Have you ever tried to eat a French baguette when it's 40 degrees, with no cloud cover and you're very very tired?  Well don't.  It's not nice.  It takes us an hour to eat a sandwich.  We drink water like it's going out of fashion.  Then we crack on.  We descend to Valloire, where we will regroup and get more water.

The Biggie
We leave the village after Robbie, unsuccessfully, tries to find a way of adjusting his stem for his snapped back.  The climb of the Galibier begins.  Next stop the 2,642 metre summit.  We climb for an hour and three quarters.  Steve once more is slightly ahead.  Next day the Tour passes through, already the spectators are gathering.  A kid circles me on his BMX.  "You English?"  "You race me?"  I try to remain focussed.  Am I hallucinating?  Can this be happening?  I tell him, "I'm too old".  "He'll race you up there."  Steve's about 50 metres away.  The kid chases and catches him!

Five hundred metres from the top Steve's back's gone again.  I carry on past him without a glance.  If I lose concentration I'll realise how much I'm hurting, so I carry on.  I get to the top and it must be about 3 degrees.  It's freezing.  I try to ride and put my gilet on but it's too windy and I'm too tired.  I stop and get it on quick.  Steve arrives and we decide not to wait and get down as quick as we can.  Which we do.

Zebra Crossing?
I'm just nudging 48mph when a car coming the other way has his lights full on and his horn blasting.  Thinking I'm on the wrong side of the road I check myself, mutter something and choose my line for the next bend so I don't have to brake.  In, around and out; all in one movement.  Ooops!  A herd of cattle are crossing the road!  Somehow I get through the gaps and then realise I'd better tell Steve.  I slam on my brakes, stop and do a uuey.

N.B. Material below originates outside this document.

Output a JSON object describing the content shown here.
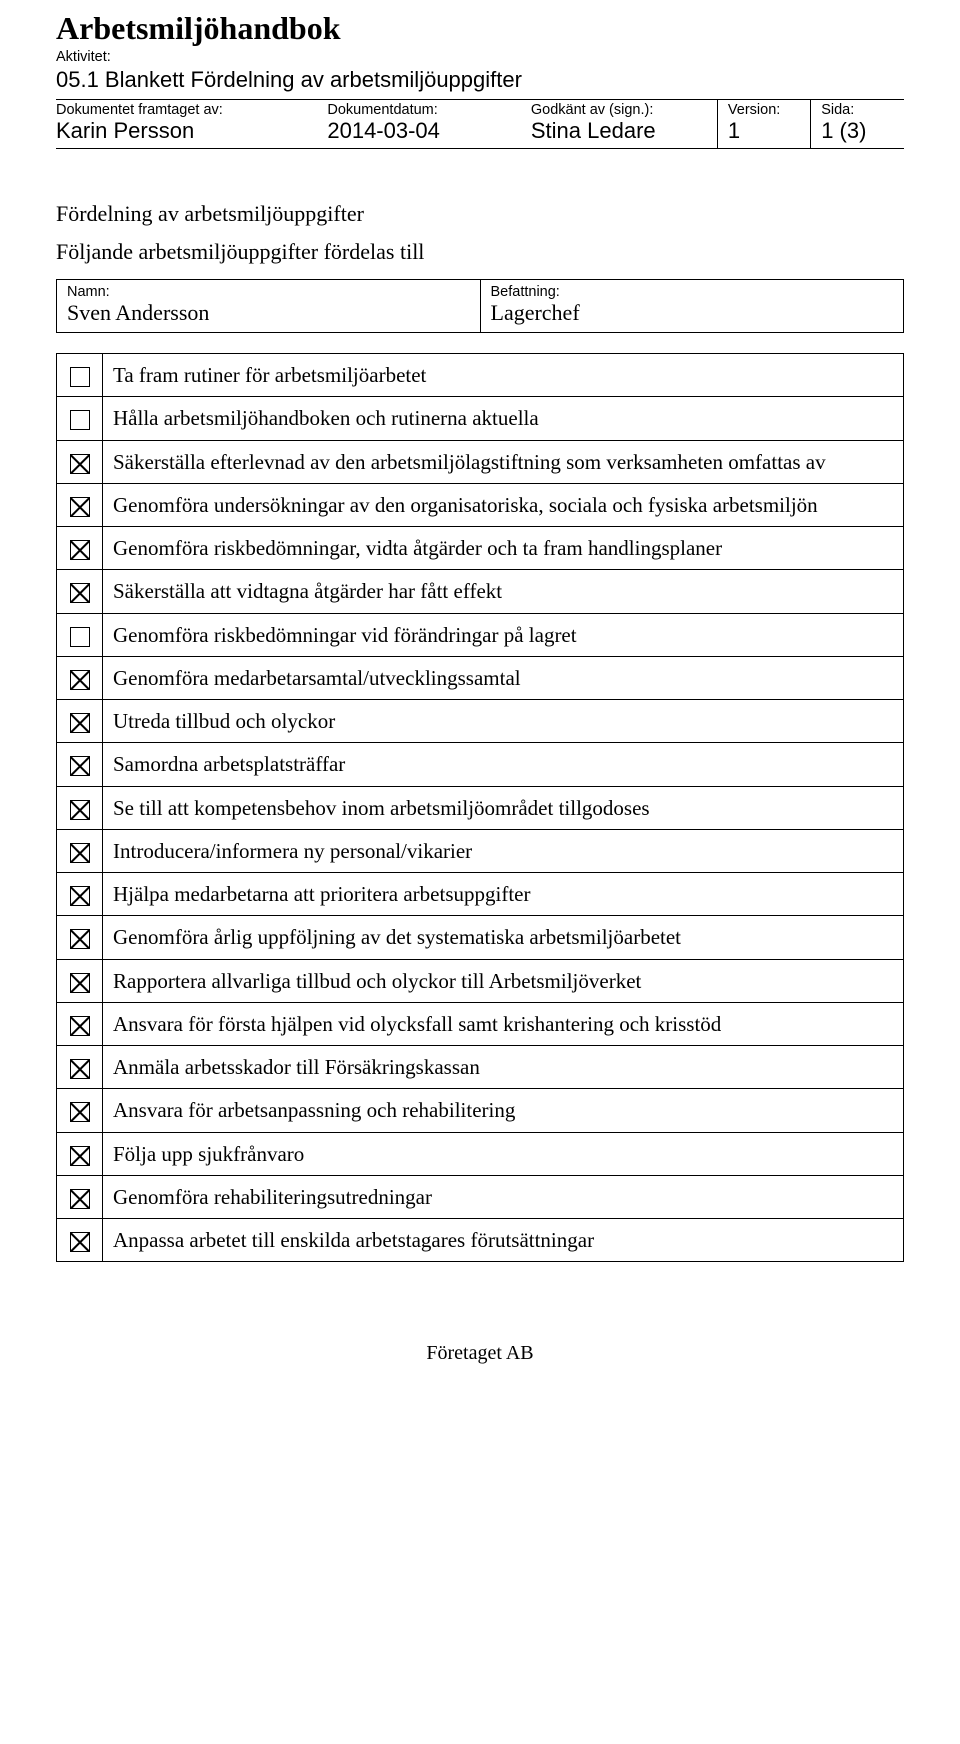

Ever tried to go up the Galibier in a 53x12?  Don't, you can't.  I do another uuey just as my legs cry enough and get down the gears.  I turn again, start to get through the cows just as Steve comes haring round the corner.  See he didn't need me after all.  We descend and agree to wait at the top of the Lauteret and find some warmth.

The sun's beginning to drop but the temperature is still about 20 degrees.  I find a big concrete bollard that's warmed by the sun and lean against it.  Steve arrives a couple of minutes later and we wait for the others.  When they arrive I get up.  Or try to.  Where I've sat it's been so hot the sun's melted the tarmac.  My new shorts are ruined.  Who cares?  We carry on the descent.  I arrive first at Le Frenay and slow for the others.  If only I could climb like I descend.  I wouldn't be too bad.

A hill too far
We ride to Bourg D'Oisans together.  A great day with a great crowd of people on a great course.  Isn't cycling just great?  We get back and it's been emotional.  We're all relieved to get off the bike.  We all wished we'd actually trained for it but we hadn't.  Our biggest ride of the year would be the 45 mile Vets Island Championship in Jersey, or 56 mile in young Steve's case.  We have our photo's taken with some Dutch, one of which was the Ladies National Champion and we retire to the car.

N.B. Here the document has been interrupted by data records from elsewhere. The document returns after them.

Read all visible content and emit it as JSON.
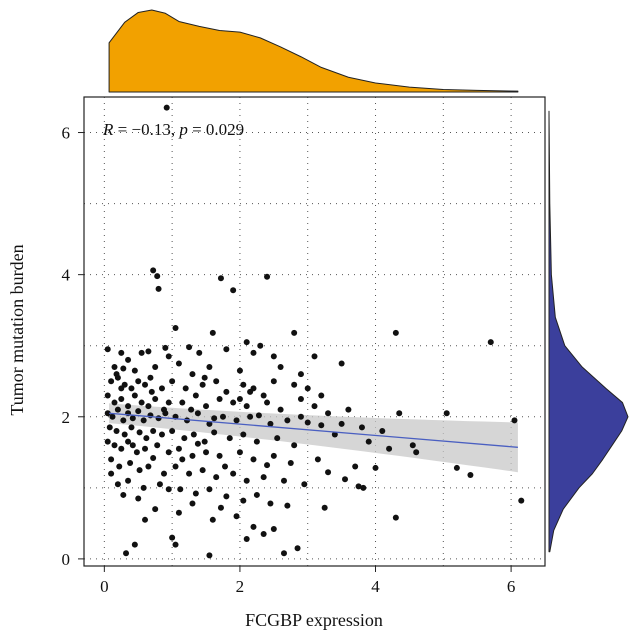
{
  "chart_data": {
    "type": "scatter",
    "title": "",
    "xlabel": "FCGBP expression",
    "ylabel": "Tumor mutation burden",
    "xlim": [
      -0.3,
      6.5
    ],
    "ylim": [
      -0.1,
      6.5
    ],
    "xticks": [
      0,
      2,
      4,
      6
    ],
    "yticks": [
      0,
      2,
      4,
      6
    ],
    "grid": true,
    "grid_style": "dotted",
    "annotation": {
      "r_label": "R",
      "r_value": " = −0.13, ",
      "p_label": "p",
      "p_value": " = 0.029"
    },
    "colors": {
      "points": "#111111",
      "regression_line": "#4a5fc1",
      "confidence_band": "#c8c8c8",
      "top_density": "#f2a100",
      "right_density": "#3b3f9c"
    },
    "regression": {
      "x": [
        0.07,
        6.1
      ],
      "y": [
        2.05,
        1.57
      ],
      "band_halfwidth_at_ends": [
        0.14,
        0.35
      ]
    },
    "marginal_density_x": {
      "x": [
        0.07,
        0.3,
        0.5,
        0.7,
        0.9,
        1.1,
        1.4,
        1.7,
        2.0,
        2.3,
        2.6,
        2.9,
        3.2,
        3.6,
        4.0,
        4.5,
        5.0,
        5.5,
        6.1
      ],
      "density": [
        0.6,
        0.85,
        0.97,
        1.0,
        0.96,
        0.86,
        0.8,
        0.75,
        0.73,
        0.66,
        0.55,
        0.43,
        0.3,
        0.18,
        0.11,
        0.06,
        0.03,
        0.02,
        0.01
      ]
    },
    "marginal_density_y": {
      "y": [
        0.1,
        0.4,
        0.7,
        1.0,
        1.2,
        1.4,
        1.6,
        1.8,
        2.0,
        2.2,
        2.4,
        2.7,
        3.0,
        3.4,
        4.0,
        5.0,
        6.3
      ],
      "density": [
        0.01,
        0.06,
        0.18,
        0.38,
        0.55,
        0.68,
        0.8,
        0.92,
        1.0,
        0.93,
        0.72,
        0.42,
        0.2,
        0.08,
        0.03,
        0.01,
        0.0
      ]
    },
    "points": [
      [
        0.92,
        6.35
      ],
      [
        0.72,
        4.06
      ],
      [
        0.78,
        3.98
      ],
      [
        0.8,
        3.8
      ],
      [
        1.72,
        3.95
      ],
      [
        2.4,
        3.97
      ],
      [
        1.9,
        3.78
      ],
      [
        1.05,
        3.25
      ],
      [
        2.8,
        3.18
      ],
      [
        4.3,
        3.18
      ],
      [
        5.7,
        3.05
      ],
      [
        1.6,
        3.18
      ],
      [
        2.1,
        3.05
      ],
      [
        2.3,
        3.0
      ],
      [
        0.05,
        2.95
      ],
      [
        0.25,
        2.9
      ],
      [
        0.55,
        2.9
      ],
      [
        0.65,
        2.92
      ],
      [
        0.9,
        2.97
      ],
      [
        0.95,
        2.85
      ],
      [
        1.25,
        2.98
      ],
      [
        1.4,
        2.9
      ],
      [
        1.8,
        2.95
      ],
      [
        2.2,
        2.9
      ],
      [
        2.5,
        2.85
      ],
      [
        3.1,
        2.85
      ],
      [
        3.5,
        2.75
      ],
      [
        0.15,
        2.7
      ],
      [
        0.35,
        2.8
      ],
      [
        0.45,
        2.65
      ],
      [
        0.75,
        2.7
      ],
      [
        1.1,
        2.75
      ],
      [
        1.3,
        2.6
      ],
      [
        1.55,
        2.7
      ],
      [
        2.0,
        2.65
      ],
      [
        2.6,
        2.7
      ],
      [
        2.9,
        2.6
      ],
      [
        0.1,
        2.5
      ],
      [
        0.2,
        2.55
      ],
      [
        0.3,
        2.45
      ],
      [
        0.4,
        2.4
      ],
      [
        0.5,
        2.5
      ],
      [
        0.6,
        2.45
      ],
      [
        0.7,
        2.35
      ],
      [
        0.85,
        2.4
      ],
      [
        1.0,
        2.5
      ],
      [
        1.2,
        2.4
      ],
      [
        1.45,
        2.45
      ],
      [
        1.65,
        2.5
      ],
      [
        1.8,
        2.35
      ],
      [
        2.05,
        2.45
      ],
      [
        2.2,
        2.4
      ],
      [
        2.35,
        2.3
      ],
      [
        2.8,
        2.45
      ],
      [
        3.0,
        2.4
      ],
      [
        2.0,
        2.25
      ],
      [
        0.05,
        2.3
      ],
      [
        0.15,
        2.2
      ],
      [
        0.25,
        2.25
      ],
      [
        0.35,
        2.15
      ],
      [
        0.45,
        2.3
      ],
      [
        0.55,
        2.2
      ],
      [
        0.65,
        2.15
      ],
      [
        0.75,
        2.25
      ],
      [
        0.95,
        2.2
      ],
      [
        1.15,
        2.2
      ],
      [
        1.35,
        2.3
      ],
      [
        1.5,
        2.15
      ],
      [
        1.7,
        2.25
      ],
      [
        1.9,
        2.2
      ],
      [
        2.1,
        2.15
      ],
      [
        2.4,
        2.2
      ],
      [
        2.6,
        2.1
      ],
      [
        2.9,
        2.25
      ],
      [
        3.3,
        2.05
      ],
      [
        3.6,
        2.1
      ],
      [
        4.35,
        2.05
      ],
      [
        5.05,
        2.05
      ],
      [
        0.05,
        2.05
      ],
      [
        0.12,
        2.0
      ],
      [
        0.2,
        2.1
      ],
      [
        0.28,
        1.95
      ],
      [
        0.35,
        2.05
      ],
      [
        0.42,
        1.98
      ],
      [
        0.5,
        2.08
      ],
      [
        0.58,
        1.95
      ],
      [
        0.68,
        2.02
      ],
      [
        0.8,
        1.98
      ],
      [
        0.9,
        2.05
      ],
      [
        1.05,
        2.0
      ],
      [
        1.22,
        1.95
      ],
      [
        1.38,
        2.05
      ],
      [
        1.55,
        1.9
      ],
      [
        1.75,
        2.0
      ],
      [
        1.95,
        1.95
      ],
      [
        2.15,
        2.0
      ],
      [
        2.45,
        1.9
      ],
      [
        2.7,
        1.95
      ],
      [
        3.0,
        1.92
      ],
      [
        3.2,
        1.88
      ],
      [
        3.5,
        1.9
      ],
      [
        3.8,
        1.85
      ],
      [
        4.1,
        1.8
      ],
      [
        6.05,
        1.95
      ],
      [
        0.08,
        1.85
      ],
      [
        0.18,
        1.8
      ],
      [
        0.3,
        1.75
      ],
      [
        0.4,
        1.85
      ],
      [
        0.52,
        1.78
      ],
      [
        0.62,
        1.7
      ],
      [
        0.72,
        1.8
      ],
      [
        0.85,
        1.75
      ],
      [
        1.0,
        1.8
      ],
      [
        1.18,
        1.7
      ],
      [
        1.32,
        1.75
      ],
      [
        1.48,
        1.65
      ],
      [
        1.62,
        1.78
      ],
      [
        1.85,
        1.7
      ],
      [
        2.05,
        1.75
      ],
      [
        2.25,
        1.65
      ],
      [
        2.55,
        1.7
      ],
      [
        2.8,
        1.6
      ],
      [
        3.4,
        1.75
      ],
      [
        3.9,
        1.65
      ],
      [
        4.2,
        1.55
      ],
      [
        4.6,
        1.5
      ],
      [
        0.05,
        1.65
      ],
      [
        0.15,
        1.6
      ],
      [
        0.25,
        1.55
      ],
      [
        0.35,
        1.65
      ],
      [
        0.48,
        1.5
      ],
      [
        0.6,
        1.55
      ],
      [
        0.78,
        1.6
      ],
      [
        0.95,
        1.5
      ],
      [
        1.1,
        1.55
      ],
      [
        1.3,
        1.45
      ],
      [
        1.5,
        1.5
      ],
      [
        1.7,
        1.45
      ],
      [
        2.0,
        1.5
      ],
      [
        2.2,
        1.4
      ],
      [
        2.5,
        1.45
      ],
      [
        2.75,
        1.35
      ],
      [
        3.15,
        1.4
      ],
      [
        3.7,
        1.3
      ],
      [
        4.0,
        1.28
      ],
      [
        5.2,
        1.28
      ],
      [
        5.4,
        1.18
      ],
      [
        4.55,
        1.6
      ],
      [
        0.1,
        1.4
      ],
      [
        0.22,
        1.3
      ],
      [
        0.38,
        1.35
      ],
      [
        0.52,
        1.25
      ],
      [
        0.65,
        1.3
      ],
      [
        0.88,
        1.2
      ],
      [
        1.05,
        1.3
      ],
      [
        1.25,
        1.2
      ],
      [
        1.45,
        1.25
      ],
      [
        1.65,
        1.15
      ],
      [
        1.9,
        1.2
      ],
      [
        2.1,
        1.1
      ],
      [
        2.35,
        1.15
      ],
      [
        2.65,
        1.1
      ],
      [
        2.95,
        1.05
      ],
      [
        3.3,
        1.22
      ],
      [
        3.55,
        1.12
      ],
      [
        3.75,
        1.02
      ],
      [
        3.82,
        1.0
      ],
      [
        0.1,
        1.2
      ],
      [
        0.35,
        1.1
      ],
      [
        0.58,
        1.0
      ],
      [
        0.82,
        1.05
      ],
      [
        1.12,
        0.98
      ],
      [
        1.35,
        0.92
      ],
      [
        1.55,
        0.98
      ],
      [
        1.8,
        0.88
      ],
      [
        2.05,
        0.82
      ],
      [
        2.25,
        0.9
      ],
      [
        2.45,
        0.78
      ],
      [
        2.7,
        0.75
      ],
      [
        3.25,
        0.72
      ],
      [
        4.3,
        0.58
      ],
      [
        6.15,
        0.82
      ],
      [
        0.28,
        0.9
      ],
      [
        0.5,
        0.85
      ],
      [
        0.75,
        0.7
      ],
      [
        1.1,
        0.65
      ],
      [
        1.3,
        0.78
      ],
      [
        1.6,
        0.55
      ],
      [
        1.95,
        0.6
      ],
      [
        2.2,
        0.45
      ],
      [
        2.5,
        0.42
      ],
      [
        0.6,
        0.55
      ],
      [
        1.0,
        0.3
      ],
      [
        1.05,
        0.2
      ],
      [
        2.1,
        0.28
      ],
      [
        2.35,
        0.35
      ],
      [
        2.85,
        0.15
      ],
      [
        0.45,
        0.2
      ],
      [
        0.32,
        0.08
      ],
      [
        1.55,
        0.05
      ],
      [
        2.65,
        0.08
      ],
      [
        0.18,
        2.6
      ],
      [
        0.28,
        2.68
      ],
      [
        1.48,
        2.55
      ],
      [
        2.5,
        2.5
      ],
      [
        0.88,
        2.1
      ],
      [
        1.28,
        2.1
      ],
      [
        1.62,
        1.98
      ],
      [
        2.28,
        2.02
      ],
      [
        2.9,
        2.0
      ],
      [
        3.1,
        2.15
      ],
      [
        0.42,
        1.6
      ],
      [
        0.72,
        1.42
      ],
      [
        1.15,
        1.4
      ],
      [
        1.38,
        1.62
      ],
      [
        1.78,
        1.3
      ],
      [
        2.4,
        1.32
      ],
      [
        0.2,
        1.05
      ],
      [
        0.95,
        0.98
      ],
      [
        1.72,
        0.72
      ],
      [
        0.25,
        2.4
      ],
      [
        0.68,
        2.55
      ],
      [
        2.15,
        2.35
      ],
      [
        3.2,
        2.3
      ]
    ]
  }
}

I sit on a newspaper to protect the seats and we drive to the top.  Stop off and get a pizza, then it's home for a shower and bed.  Or just bed in my case.  Scummy I know, but with four blokes all fighting for the shower and the Lynx I just haven't the energy.

The next day we watched the Tour.  The best bit?  When Robbie McKewen was being booed by the French.  He pulled a wheelie and rode for about twenty yards on the back wheel up Alpe D'Huez!  Everyone started cheering.  How fickle is that?